关于个人信息的共享与转让,《安全规范》同样规定了个人信息控制者的安全影响评估义务,同时个人信息控制者应当向个人信息主体告知共享、转让个人信息的目的、数据接收方类型,涉及个人敏感信息的,还应当告知敏感信息的类型、数据接收方的身份和安全能力等,在事先征得个人信息主体明示同意后方可共享或转让。此外,个人信息控制者需准确记录和保存个人信息共享和转让情况,承担因共享、转让个人信息对信息主体合法权益造成损害的法律责任。因并购、重组等发生控制主体变更的,应当单独向个人信息主体告知有关情况。
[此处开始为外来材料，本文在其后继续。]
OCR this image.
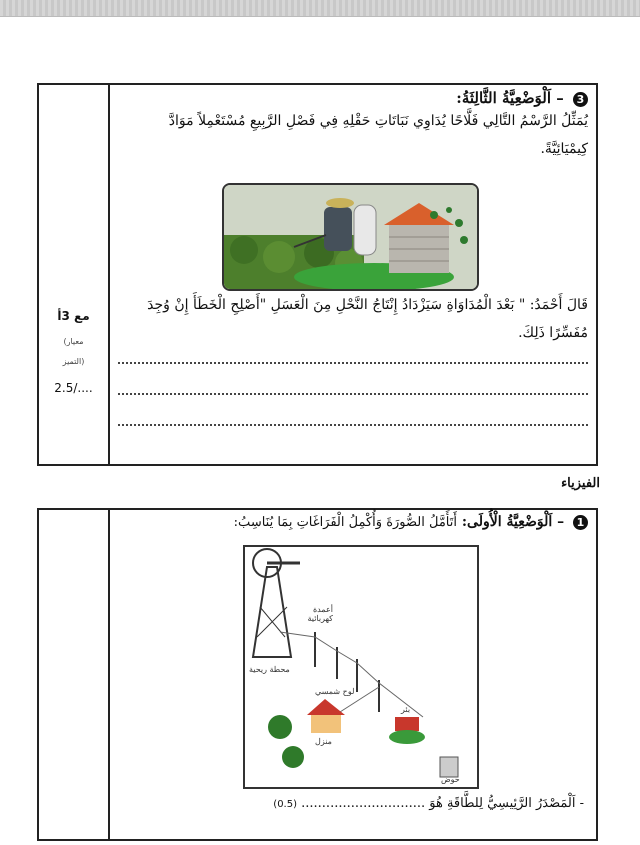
مع 3أ
(معيار
التميز)
2.5/....
3 – اَلْوَضْعِيَّةُ الثَّالِثَةُ:
يُمَثِّلُ الرَّسْمُ التَّالِي فَلَّاحًا يُدَاوِي نَبَاتَاتِ حَقْلِهِ فِي فَصْلِ الرَّبِيعِ مُسْتَعْمِلاً مَوَادَّ كِيمْيَائِيَّةً.
قَالَ أَحْمَدُ: " بَعْدَ الْمُدَاوَاةِ سَيَزْدَادُ إِنْتَاجُ النَّحْلِ مِنَ الْعَسَلِ "أَصْلِحِ الْخَطَأَ إِنْ وُجِدَ مُفَسِّرًا ذَلِكَ.
الفيزياء
1 – اَلْوَضْعِيَّةُ الْأُولَى: أَتَأَمَّلُ الصُّورَةَ وَأُكْمِلُ الْفَرَاغَاتِ بِمَا يُنَاسِبُ:
- اَلْمَصْدَرُ الرَّئِيسِيُّ لِلطَّاقَةِ هُوَ .............................. (0.5)
محطة ريحية
أعمدة كهربائية
لوح شمسي
منزل
بئر
حوض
关于个人信息的跨境传输,《安全规范》要求个人信息控制者应按照网信办会同相关部门制定的标准进行安全评估。根据去年4月发布的《个人信息和重要数据出境安全评估办法(征求意见稿)》,网络运营者在数据出境前应自行组织数据出境安全评估,并对结果负责,若含有或累计含有50万人以上个人信息以及由关键信息基础设施对外提供个人信息的,还应报请行业主管或监管部门组织安全评估。去年8月30日由全国信息安全标准化技术委员会公布的《信息安全技术数据出境安全评估指南(征求意见稿)》(以下称“《评估指南》”)同样值得关注,《评估指南》明示了数据出境安全评估的使用范围及例外,细化个人信息及重要数据的类型,增加了网络运营者个人信息出境的告知义务,区分安全自评估与主管部门评估流程,为个人信息控制者具体落实个人信息跨境传输提供了参考依据。
安全管理要求
《网安法》自实施以来,赋予了网络运营者诸多安全保护义务,其中之一便是制定内部安全管理制度和操作规程,落实网络安全保护责任,具体到《安全规范》中,主要包括三个方面。第一,应当明确责任部门与人员,根据《安全规范》,在业务、人员规模、个人信息处理量等方面满足特定条件的个人信息控制者,应设立专职的个人信息保护负责人和工作机构以便个人信息安全工作的具体实施,防止个人信息的泄露、损毁、丢失。第二,应当构建人员管理与培训制度,根据《安全规范》,个人信息控制者应当与从事个人信息处理岗位的员工签署保密协议并进行背景审查,明确相关岗位的安全职责和发生安全事件后的处罚机制,同时定期开展专业化培训和考核,确保相关员工掌握隐私政策和规章流程。第三,应当开展个人信息安全影响评估与审计制度,评估个人信息处理过程中可能产生的风险与不利影响,形成评估报告以供相关方查阅,同时建立自动化审计系统,监测记录个人信息处理活动,及时处理审计过程中个人信息违规使用、滥用等情况。
结语
《安全规范》的正式发布结束了《网安法》实施以来个人信息保护原则性规定较多而具体措施欠缺的局面,解答了广大互联网企业的困惑,其在附录部分更是制作了个人信息主体授权同意的功能界面和隐私政策的模板,使得网络产品和服务的提供有了完备的合规和风控政策。虽然《安全规范》编号显示为国家推荐标准,但在实践中,去年网信办、工信部、公安部等四部门开展的隐私政策评审工作主要以《安全规范》征求意见稿为依据,今年年初网信办就年度账单事件约谈支付宝时,也再次强调了《安全规范》的准据效力,上述事件均从侧面反映了《安全规范》对于完善个人信息保护制度的重要性。广大网络运营者应发力个人信息的收集、保存、使用、分享等多个方面,完善内部管理与隐私政策制定,以应对趋于严格的监管形势。